Albert Oehlen and Paul McCarthy at Gagosian
March 8 – May 20, 2023
There it is in the press text: juxtaposed. A word that often implies there is no elaborate concept behind a pairing. But it’s a gallery show — that takes off some pressure. (Ö)Ominously titled “The Ömen,” the show at Gagosian features paintings by Albert Oehlen and sculptures by Paul McCarthy. Affiliation can be enough of a theme for a good show besides the obvious grand painter-sculptor dialectic. McCarthy’s works in the exhibition are almost two decades old. They hail from storage. McCarthy means well, in a hardcore punk kind of way. The lewd way his transgression claims political relevance wasn’t really asked for in recent years. Positions as his are revenants, interpreted as revealing the unconscious of Western society and its mediation. He is likely to have a comeback at some point, though this show might not do the trick. Right now, the market and popular opinion favor the more subjective, self-centered meanness of Jordan Wolfson rather than the more universal sculptural fist fucks of McCarthy.
McCarthy grew up in Utah, the only U.S. state where over 50 percent of the population are members of the Church of Jesus Christ of Latter-day Saints. The sculptures on view — and this is true for most of his works — take something sacred or canonized and debase it; this procedure actually feels most authentic when it results in the truly ugly. His run-down Henry Moore impression doesn’t quite get there; it is pretty and could have been done by a few other artists too. A lot of stuff, when left outdoors to weather, looks stunning housed in the white cube. Works great with paintings, too.
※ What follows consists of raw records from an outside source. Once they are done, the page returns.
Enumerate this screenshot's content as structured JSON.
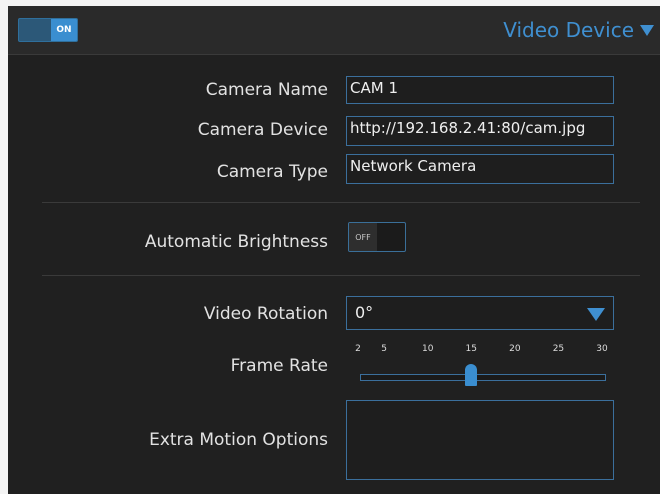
{
  "header": {
    "power_toggle": {
      "label": "ON",
      "state": "on"
    },
    "device_menu_label": "Video Device"
  },
  "form": {
    "camera_name": {
      "label": "Camera Name",
      "value": "CAM 1"
    },
    "camera_device": {
      "label": "Camera Device",
      "value": "http://192.168.2.41:80/cam.jpg"
    },
    "camera_type": {
      "label": "Camera Type",
      "value": "Network Camera"
    },
    "automatic_brightness": {
      "label": "Automatic Brightness",
      "toggle_label": "OFF",
      "state": "off"
    },
    "video_rotation": {
      "label": "Video Rotation",
      "value": "0°"
    },
    "frame_rate": {
      "label": "Frame Rate",
      "ticks": [
        "2",
        "5",
        "10",
        "15",
        "20",
        "25",
        "30"
      ],
      "min": 2,
      "max": 30,
      "value": 15
    },
    "extra_motion_options": {
      "label": "Extra Motion Options",
      "value": ""
    }
  },
  "colors": {
    "accent": "#3a8ed0",
    "panel": "#202020",
    "border": "#3b6f9c",
    "text": "#e2e2e2"
  }
}
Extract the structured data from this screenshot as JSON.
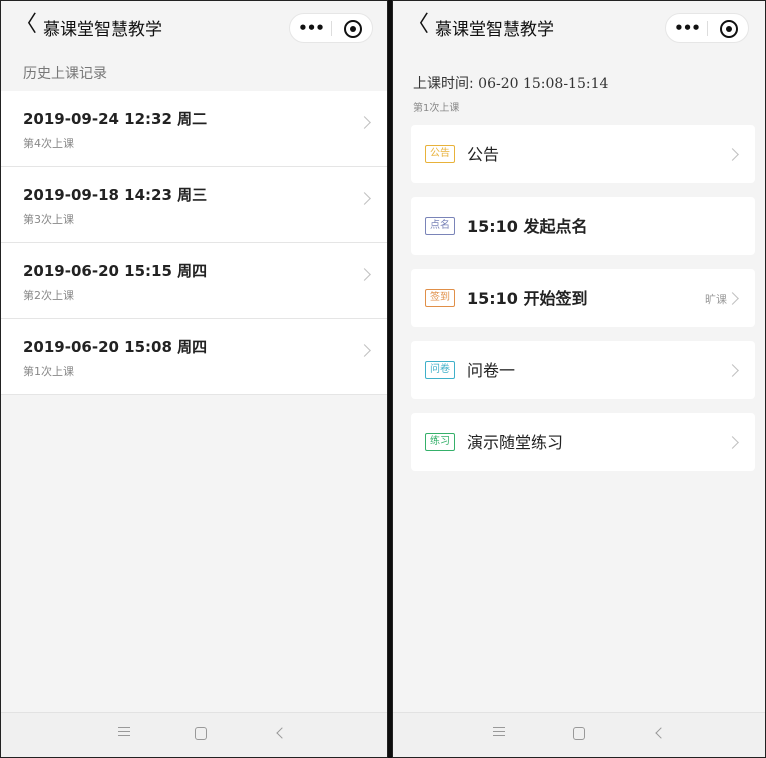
{
  "left_screen": {
    "title": "慕课堂智慧教学",
    "back_glyph": "〈",
    "capsule_more": "•••",
    "section_label": "历史上课记录",
    "history": [
      {
        "date": "2019-09-24 12:32 周二",
        "sub": "第4次上课"
      },
      {
        "date": "2019-09-18 14:23 周三",
        "sub": "第3次上课"
      },
      {
        "date": "2019-06-20 15:15 周四",
        "sub": "第2次上课"
      },
      {
        "date": "2019-06-20 15:08 周四",
        "sub": "第1次上课"
      }
    ]
  },
  "right_screen": {
    "title": "慕课堂智慧教学",
    "back_glyph": "〈",
    "capsule_more": "•••",
    "time_label": "上课时间:",
    "time_value": "06-20 15:08-15:14",
    "session_label": "第1次上课",
    "cards": [
      {
        "tag": "公告",
        "title": "公告",
        "status": "",
        "tag_color": "#e8b23a"
      },
      {
        "tag": "点名",
        "title": "15:10 发起点名",
        "status": "",
        "tag_color": "#7a84b8"
      },
      {
        "tag": "签到",
        "title": "15:10 开始签到",
        "status": "旷课",
        "tag_color": "#e08f48"
      },
      {
        "tag": "问卷",
        "title": "问卷一",
        "status": "",
        "tag_color": "#3fb0c9"
      },
      {
        "tag": "练习",
        "title": "演示随堂练习",
        "status": "",
        "tag_color": "#35b06a"
      }
    ]
  },
  "icons": {
    "back": "back-arrow-icon",
    "more": "more-dots-icon",
    "close": "target-close-icon",
    "chevron": "chevron-right-icon",
    "nav_menu": "menu-icon",
    "nav_home": "home-square-icon",
    "nav_back": "nav-back-icon"
  }
}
The second of three monumental sculptural works at Gagosian is a naked, relaxed, young female body, possibly that of a teenager, leaning back on their arms with their legs spread and genitals exposed. They are crowned by what looks like a lecherous, bold, big-nosed head of an old man. The head, similar to its material color, is contrasted to the body, aggressively signaling a brutal assembly of desultory parts. One possible narrative is perversely offered by the facial expression: The old gawker lusting after his own teenage body — until the title gives a clinching clue: Paula Jones, Melinda (2004–09). The bold head turns out to be a caricature of Paula Jones, one in a row of women who accused then-sitting President Bill Clinton of sexual harassment. For who Melinda is, one can only assume a more private background. The whole sculpture has an overwhelming and uncanny plastic presence. The skin tone of the body is pink, while the head is yellow, like a part of another plastic toy that the imaginary kid creator stuck on their doll — an idea both harmless and gruesome. The inherent cultural and political menace in this chimera has an irritating attraction. Obviously, McCarthy’s tropes were always somewhat taboo for middle-class taste but somewhat okay in the art world; yet, in the last decade, tables turned and they have also become taboo in the art world. We take a look in our old closet and it hurts. Or, Gagosian, Oehlen, and McCarthy just show us their old closet because one might assume it holds some relevance now. Transness? That would be a cheap shot and guileful even for McCarthy’s oeuvre.
Finally, the last and largest sculpture comes as a whole environment: a historic midwestern Episcopal setting with church benches and a podium, akin to those used for gallows. At its center sits a blond, obese white man—we get the idea—and a painter at that. It is probably a self-portrait of McCarthy as a white Harkonnen king or Jabba the Hutt with painting utensils. Hanging behind him on the wall: a large painting depicting an athletic black man with a near-cropped head of a woman leaning on his strong shoulder painted in a generic air-brushed advertising style. This is not a good painting, the painter is not a good guy, and the deities are replaceable. Leaning on the side wall are wrapped-up paintings depicting an old Western hero, obscene paparazzi pics of Britney Spears, and pornographic imagery. One stands in front of it baffled, mainly given the enormous and forceful materiality, and again for the representation of a taboo with a somewhat unclear vector of aggression. By now some of McCarthy’s works seem like the stereotypical jock seated next to you in the cinema who compulsively, in the best moments, has to say something like, “WHEN DO THEY FUCK?”